Is investment momentum directing towards telehealth?

At long last? Neil Versel at Mobihealthnews sees a trend in M&A and VC dollars now directing into telehealth devices and systems. His examples: Alere and MedApps, Alere’s partnership with WellDoc and AT&T ForHealth, Telcare’s $25.5 million raise from Sequoia Capital backed by Qualcomm (on top of an earlier $7 million funding) and WellDoc’s planning of a $10 million next round of funding. But one citation–that of the Intel-GE Care Innovations redirection/consolidation into senior living/care–doesn’t exactly prove the case.

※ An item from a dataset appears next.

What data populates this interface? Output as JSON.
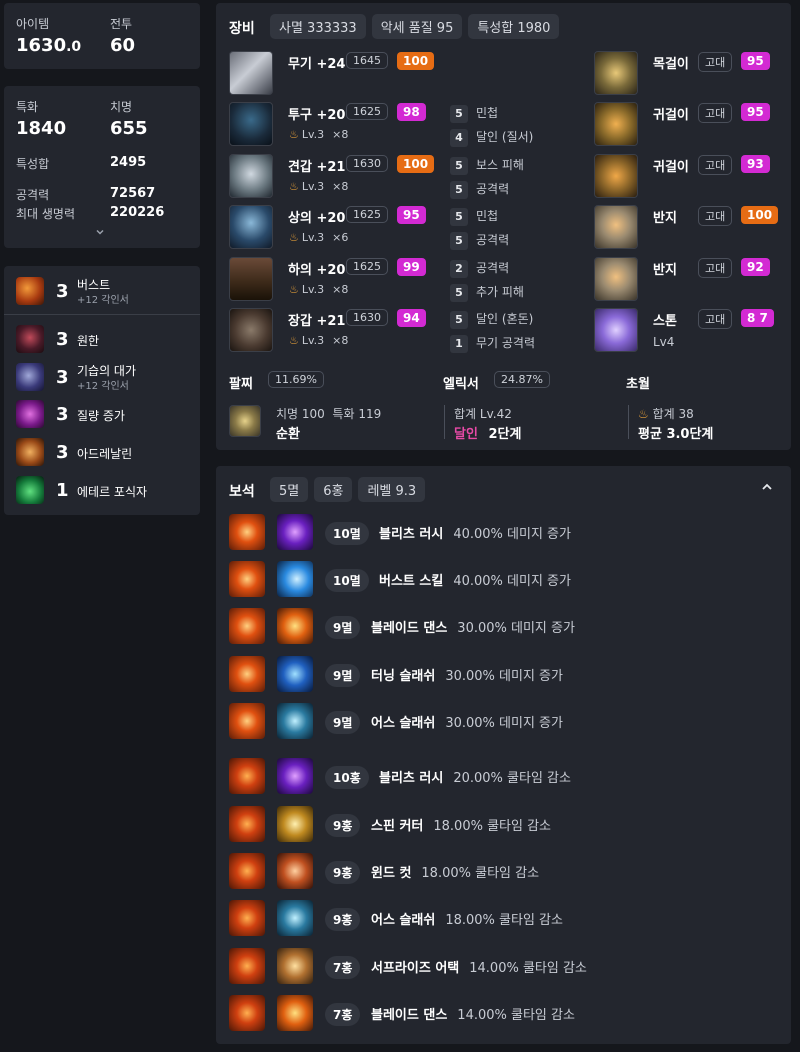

It’s already a JV, and the extent of its investment in products and operations is unknown except by company insiders. Momentum for home monitoring of costly chronic diseases

Could it be that answering the first two FBQ’s* of ‘who pays’ and ‘how much’ can be highly attractive to new company funding? It should be noted that WellDoc’s CEO stated to the New York Times that two unnamed insurance companies have already agreed to pay the bill for patients whose doctors prescribe it when it is available early next year, at a cost of around $100/month. That is a huge hurdle and an impressive move if it is not a short-term deal.

* The Five Big Questions (FBQs)–who pays, how much, who’s looking at the data, who’s actioning it, how data is integrated into patient records.